By giving teams the unique ability to collaboratively track runs — a record of the data, code and parameters used when training an AI model — Dotscience empowers ML and data science teams in industries including fintech, autonomous vehicles, healthcare and consultancies to achieve reproducibility, accountability, collaboration and continuous delivery across the AI model lifecycle. The Dotscience platform is now available as SaaS or on-prem, and on the Amazon Web Services (AWS) Marketplace in August.
"The current state of AI development is a lot like software development in the 1990s. Before the movement called DevOps, modern best practices such as version control, continuous integration and continuous delivery were far less common and it was normal that software took six months to ship. Now software ships in minutes," said Luke Marsden, founder and CEO of Dotscience. "At Dotscience, we are applying the same principles of collaboration, control and continuous delivery of DevOps to AI in order to simplify, accelerate and control AI development."
Dotscience provides a tool that manages the complete AI lifecycle by empowering data scientists and ML engineers to work in ways in which they are familiar.
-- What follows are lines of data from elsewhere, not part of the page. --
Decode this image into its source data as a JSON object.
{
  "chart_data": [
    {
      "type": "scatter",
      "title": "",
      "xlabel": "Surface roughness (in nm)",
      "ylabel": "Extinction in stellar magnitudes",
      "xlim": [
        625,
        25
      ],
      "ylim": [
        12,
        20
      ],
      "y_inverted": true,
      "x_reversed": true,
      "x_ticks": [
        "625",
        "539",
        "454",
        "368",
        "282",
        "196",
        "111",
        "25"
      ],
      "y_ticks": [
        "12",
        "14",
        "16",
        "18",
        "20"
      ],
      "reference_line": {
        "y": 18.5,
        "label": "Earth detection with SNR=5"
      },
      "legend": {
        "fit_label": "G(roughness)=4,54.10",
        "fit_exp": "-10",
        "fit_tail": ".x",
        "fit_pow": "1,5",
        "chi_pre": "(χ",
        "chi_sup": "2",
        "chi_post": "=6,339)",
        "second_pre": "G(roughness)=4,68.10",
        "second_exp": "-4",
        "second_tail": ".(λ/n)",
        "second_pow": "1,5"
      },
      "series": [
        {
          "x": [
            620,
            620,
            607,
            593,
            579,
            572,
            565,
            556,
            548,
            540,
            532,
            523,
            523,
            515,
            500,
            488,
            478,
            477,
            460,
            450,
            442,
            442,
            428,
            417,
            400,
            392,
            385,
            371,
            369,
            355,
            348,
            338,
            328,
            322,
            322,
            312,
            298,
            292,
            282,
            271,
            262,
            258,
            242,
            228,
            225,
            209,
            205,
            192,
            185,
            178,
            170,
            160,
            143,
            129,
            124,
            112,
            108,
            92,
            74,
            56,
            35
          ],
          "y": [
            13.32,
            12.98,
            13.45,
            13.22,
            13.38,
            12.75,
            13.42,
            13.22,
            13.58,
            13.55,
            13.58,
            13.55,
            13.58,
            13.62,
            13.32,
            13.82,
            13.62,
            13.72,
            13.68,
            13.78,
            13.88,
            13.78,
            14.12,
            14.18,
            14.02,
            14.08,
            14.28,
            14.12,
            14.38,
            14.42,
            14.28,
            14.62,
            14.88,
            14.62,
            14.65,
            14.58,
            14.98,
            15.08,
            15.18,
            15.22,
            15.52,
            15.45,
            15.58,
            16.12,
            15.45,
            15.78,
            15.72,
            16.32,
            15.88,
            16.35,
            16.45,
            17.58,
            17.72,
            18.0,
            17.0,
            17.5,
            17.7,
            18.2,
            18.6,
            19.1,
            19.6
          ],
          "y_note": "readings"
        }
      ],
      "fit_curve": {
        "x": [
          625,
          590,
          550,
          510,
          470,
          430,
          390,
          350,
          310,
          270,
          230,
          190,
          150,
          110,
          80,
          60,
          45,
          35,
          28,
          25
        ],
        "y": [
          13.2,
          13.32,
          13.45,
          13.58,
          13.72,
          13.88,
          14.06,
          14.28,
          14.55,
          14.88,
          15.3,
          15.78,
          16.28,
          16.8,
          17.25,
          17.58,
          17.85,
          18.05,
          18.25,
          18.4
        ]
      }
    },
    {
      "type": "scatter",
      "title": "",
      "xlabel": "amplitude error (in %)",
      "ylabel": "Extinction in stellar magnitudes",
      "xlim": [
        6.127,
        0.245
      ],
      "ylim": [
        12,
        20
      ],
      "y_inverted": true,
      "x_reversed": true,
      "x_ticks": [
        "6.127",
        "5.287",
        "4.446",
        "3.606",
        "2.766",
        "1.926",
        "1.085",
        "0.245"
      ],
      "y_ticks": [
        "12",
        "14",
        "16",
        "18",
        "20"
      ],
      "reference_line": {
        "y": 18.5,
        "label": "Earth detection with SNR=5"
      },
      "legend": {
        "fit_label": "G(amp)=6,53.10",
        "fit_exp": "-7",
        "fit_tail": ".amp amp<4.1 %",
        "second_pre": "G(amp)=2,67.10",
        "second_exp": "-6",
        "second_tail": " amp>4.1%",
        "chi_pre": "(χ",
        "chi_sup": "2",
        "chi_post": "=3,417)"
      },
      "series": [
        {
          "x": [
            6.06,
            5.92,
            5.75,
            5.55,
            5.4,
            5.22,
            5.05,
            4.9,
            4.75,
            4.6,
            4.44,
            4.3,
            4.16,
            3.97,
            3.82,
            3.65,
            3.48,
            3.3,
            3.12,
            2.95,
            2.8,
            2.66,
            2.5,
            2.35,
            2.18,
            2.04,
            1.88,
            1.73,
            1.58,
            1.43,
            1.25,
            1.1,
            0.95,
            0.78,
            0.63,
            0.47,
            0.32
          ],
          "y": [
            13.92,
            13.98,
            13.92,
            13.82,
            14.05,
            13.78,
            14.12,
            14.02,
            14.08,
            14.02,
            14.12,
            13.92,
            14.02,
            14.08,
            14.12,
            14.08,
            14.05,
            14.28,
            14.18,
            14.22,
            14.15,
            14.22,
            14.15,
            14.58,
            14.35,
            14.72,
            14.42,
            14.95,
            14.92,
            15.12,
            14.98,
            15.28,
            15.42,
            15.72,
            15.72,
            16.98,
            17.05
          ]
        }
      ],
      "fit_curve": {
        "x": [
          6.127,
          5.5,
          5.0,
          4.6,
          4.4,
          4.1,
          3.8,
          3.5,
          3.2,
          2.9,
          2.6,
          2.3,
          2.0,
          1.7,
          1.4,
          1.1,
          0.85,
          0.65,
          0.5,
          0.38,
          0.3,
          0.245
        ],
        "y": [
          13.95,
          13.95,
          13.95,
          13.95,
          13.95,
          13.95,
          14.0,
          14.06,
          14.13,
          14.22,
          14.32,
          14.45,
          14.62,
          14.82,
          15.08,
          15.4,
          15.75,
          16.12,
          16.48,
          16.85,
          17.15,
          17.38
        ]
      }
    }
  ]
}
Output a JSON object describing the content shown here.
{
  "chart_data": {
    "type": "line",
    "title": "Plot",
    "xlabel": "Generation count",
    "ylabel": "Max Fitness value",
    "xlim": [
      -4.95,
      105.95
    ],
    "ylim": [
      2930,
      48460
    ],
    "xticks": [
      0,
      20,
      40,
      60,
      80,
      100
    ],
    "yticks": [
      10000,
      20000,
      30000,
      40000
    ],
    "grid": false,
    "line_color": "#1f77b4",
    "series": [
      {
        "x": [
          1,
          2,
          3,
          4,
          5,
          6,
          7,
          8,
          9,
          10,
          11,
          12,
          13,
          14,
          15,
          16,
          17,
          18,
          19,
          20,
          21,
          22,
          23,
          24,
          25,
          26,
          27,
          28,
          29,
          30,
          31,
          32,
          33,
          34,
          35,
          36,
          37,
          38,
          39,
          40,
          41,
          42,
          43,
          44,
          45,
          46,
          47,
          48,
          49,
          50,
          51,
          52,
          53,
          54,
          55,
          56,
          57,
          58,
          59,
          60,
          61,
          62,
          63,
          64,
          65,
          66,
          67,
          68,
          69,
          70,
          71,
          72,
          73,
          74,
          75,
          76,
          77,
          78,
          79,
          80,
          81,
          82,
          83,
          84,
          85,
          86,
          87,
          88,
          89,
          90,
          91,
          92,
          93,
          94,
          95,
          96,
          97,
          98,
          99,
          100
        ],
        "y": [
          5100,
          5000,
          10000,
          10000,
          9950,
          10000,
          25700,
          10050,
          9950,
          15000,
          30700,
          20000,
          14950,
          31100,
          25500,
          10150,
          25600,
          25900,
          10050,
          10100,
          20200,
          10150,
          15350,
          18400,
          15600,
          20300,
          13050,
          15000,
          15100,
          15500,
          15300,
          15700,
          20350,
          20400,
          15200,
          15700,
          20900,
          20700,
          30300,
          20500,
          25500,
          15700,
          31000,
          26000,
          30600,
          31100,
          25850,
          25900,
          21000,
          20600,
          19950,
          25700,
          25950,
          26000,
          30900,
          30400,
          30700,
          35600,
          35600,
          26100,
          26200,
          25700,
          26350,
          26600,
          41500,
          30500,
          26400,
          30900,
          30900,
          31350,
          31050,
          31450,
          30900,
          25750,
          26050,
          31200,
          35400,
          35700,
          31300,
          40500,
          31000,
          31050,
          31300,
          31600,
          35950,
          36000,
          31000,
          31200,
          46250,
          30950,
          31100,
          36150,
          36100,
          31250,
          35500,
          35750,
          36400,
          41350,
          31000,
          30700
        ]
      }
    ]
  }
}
Data science and ML teams can take advantage of a platform that is easy to use and provides a single place to collaborate on, develop, test, monitor and deliver their ML projects.
"In practical terms, and unlike other offerings on the market, this means that teams can continue using the same development tools, ML frameworks, languages, data sources and compute instead of being forced into a walled garden which risks vendor lock-in and steep learning curves," said Mark Coleman, VP of Product and Marketing at Dotscience. "Because Dotscience tracks and packages together every run that goes into the data engineering and model creation process, users can replicate each other's work, collaborate easily and track back as needed."
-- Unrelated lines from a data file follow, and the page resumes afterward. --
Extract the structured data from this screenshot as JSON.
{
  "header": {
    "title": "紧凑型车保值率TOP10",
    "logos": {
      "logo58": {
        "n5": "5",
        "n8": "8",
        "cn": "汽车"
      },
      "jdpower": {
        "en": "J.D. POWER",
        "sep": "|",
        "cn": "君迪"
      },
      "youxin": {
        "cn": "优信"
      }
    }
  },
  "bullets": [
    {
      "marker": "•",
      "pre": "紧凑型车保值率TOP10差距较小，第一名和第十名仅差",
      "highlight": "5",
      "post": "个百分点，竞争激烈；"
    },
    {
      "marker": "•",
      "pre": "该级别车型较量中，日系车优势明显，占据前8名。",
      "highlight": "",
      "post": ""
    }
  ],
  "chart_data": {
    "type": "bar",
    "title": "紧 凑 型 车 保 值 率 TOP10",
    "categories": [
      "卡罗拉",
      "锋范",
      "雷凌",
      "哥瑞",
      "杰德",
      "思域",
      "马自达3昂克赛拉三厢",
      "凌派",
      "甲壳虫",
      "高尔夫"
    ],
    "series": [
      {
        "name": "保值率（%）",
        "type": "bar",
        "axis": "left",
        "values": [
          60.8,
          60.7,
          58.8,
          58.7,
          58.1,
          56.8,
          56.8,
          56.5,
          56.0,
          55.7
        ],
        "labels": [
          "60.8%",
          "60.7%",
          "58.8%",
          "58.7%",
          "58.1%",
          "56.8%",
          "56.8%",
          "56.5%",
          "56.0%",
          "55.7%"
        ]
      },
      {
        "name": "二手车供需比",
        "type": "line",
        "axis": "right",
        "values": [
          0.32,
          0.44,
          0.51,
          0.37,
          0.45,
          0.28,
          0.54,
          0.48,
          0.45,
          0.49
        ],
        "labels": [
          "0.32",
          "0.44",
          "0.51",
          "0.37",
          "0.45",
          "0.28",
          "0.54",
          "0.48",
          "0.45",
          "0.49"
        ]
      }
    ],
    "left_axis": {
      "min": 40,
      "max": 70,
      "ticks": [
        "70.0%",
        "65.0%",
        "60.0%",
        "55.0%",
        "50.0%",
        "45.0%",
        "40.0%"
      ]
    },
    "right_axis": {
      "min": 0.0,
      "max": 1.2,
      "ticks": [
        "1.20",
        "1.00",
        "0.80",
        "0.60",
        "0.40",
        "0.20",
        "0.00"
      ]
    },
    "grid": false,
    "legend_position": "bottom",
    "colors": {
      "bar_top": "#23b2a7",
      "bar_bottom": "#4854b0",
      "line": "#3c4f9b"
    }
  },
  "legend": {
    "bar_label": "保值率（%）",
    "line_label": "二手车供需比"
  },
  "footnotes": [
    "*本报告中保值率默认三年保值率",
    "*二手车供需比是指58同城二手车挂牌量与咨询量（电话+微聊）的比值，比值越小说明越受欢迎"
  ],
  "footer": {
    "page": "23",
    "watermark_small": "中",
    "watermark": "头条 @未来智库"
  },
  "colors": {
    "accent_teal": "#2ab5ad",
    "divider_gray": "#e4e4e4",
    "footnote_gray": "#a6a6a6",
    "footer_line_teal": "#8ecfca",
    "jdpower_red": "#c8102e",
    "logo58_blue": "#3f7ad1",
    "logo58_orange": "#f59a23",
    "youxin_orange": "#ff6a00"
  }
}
Dotscience offers data science and ML teams the following key benefits:
- Seamless flexibility and integration all from one platform: Dotscience users can easily attach any compute to the platform, whether it is their own laptop, cloud-based VM's or on-prem bare metal. After a user then trains a model, Dotscience integrates with continuous integration and monitoring tools so that they can deploy and then monitor the models in production, keeping all relevant information in one place.
- Optimal team productivity: By providing an automated ML knowledge base to eliminate silos, Dotscience removes the key person risk, making it easy for any data scientist or ML engineer to pick up where another left off––an attribute that is especially important in todaoday's competitive hiring landscape. Dotscience allows teams not only to collaborate seamlessly but also to discover previous work and see exactly how it was built by tracking every version of every element in the model development phase.
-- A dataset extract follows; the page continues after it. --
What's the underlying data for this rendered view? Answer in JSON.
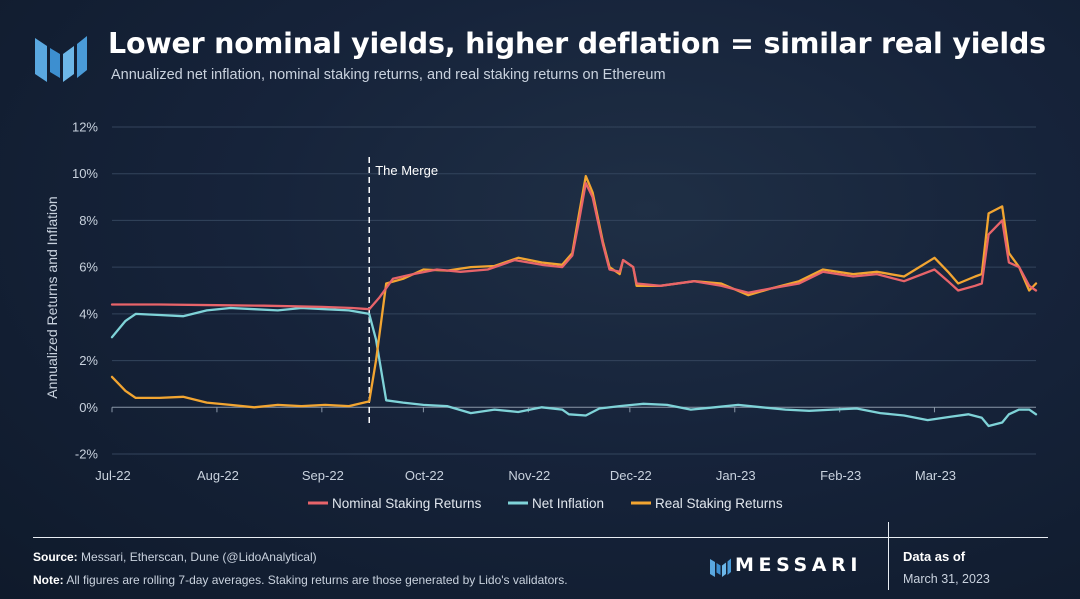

- Flexible access to compute, hybrid cloud portability for ML development environments: Team members can start working on their laptop, then move their AI workload to a bigger cloud machine or a bare metal GPU rig when they need extra power, all seamlessly and without having to create a support request. The entire package of code, data, environment and hyperparameters that are needed to reproduce the development environment is bundled up and packaged together in such a way that moving from one cloud to another or on-prem is seamless.
- Ability to work with data from any source: Dotscience works with flat files stored directly in Dotscience, data in remote object storage (i.e., S3 or S3-compatible, Azure or GCS) and data from SQL, NoSQL and Spark data lakes. This flexibility allows data science and ML teams to get started immediately with whichever data sources are already in use. Dotscience doesn't force the ingest of all data; it can track the provenance of data where it already exists, given a compatible object store.
- Allows AI and data science teams to use the tools they care about, while removing the obstacles that aren't central to productivity: Using Dotscience's tracked workflows, data scientists and ML engineers can use open source tools for model training with which they are familiar and love, such as PyTorch, Keras and TensorFlow. They can use Jupyter notebooks natively in the application or choose to work on the command line enabling them to use any IDE of their choice.
- Guarantees compliance with current and future regulation: ML models are used to make decisions by design, but if decisions that are made are incorrect, it can lead to serious financial, reputational and legal risk. Dotscience both monitors ML models to detect issues early and also makes it possible to forensically reproduce any issues that occur so they can be quickly addressed and fixes confidently deployed.
Dotscience provides end-to-end ML lifecycle management without forcing users to change their working practices and this approach also extends to the installation options.
Customers can choose to deploy the hosted SaaS and bring their own compute, or install a fully private version of Dotscience either manually, or through the Dotscience installer in the AWS Marketplace which will be available in August. Installers for Microsoft Azure and Google Cloud Platform will soon be available as well. This flexibility means that a broad userbase can access an integrated ML platform that provides unified version control and collaboration for data scientists.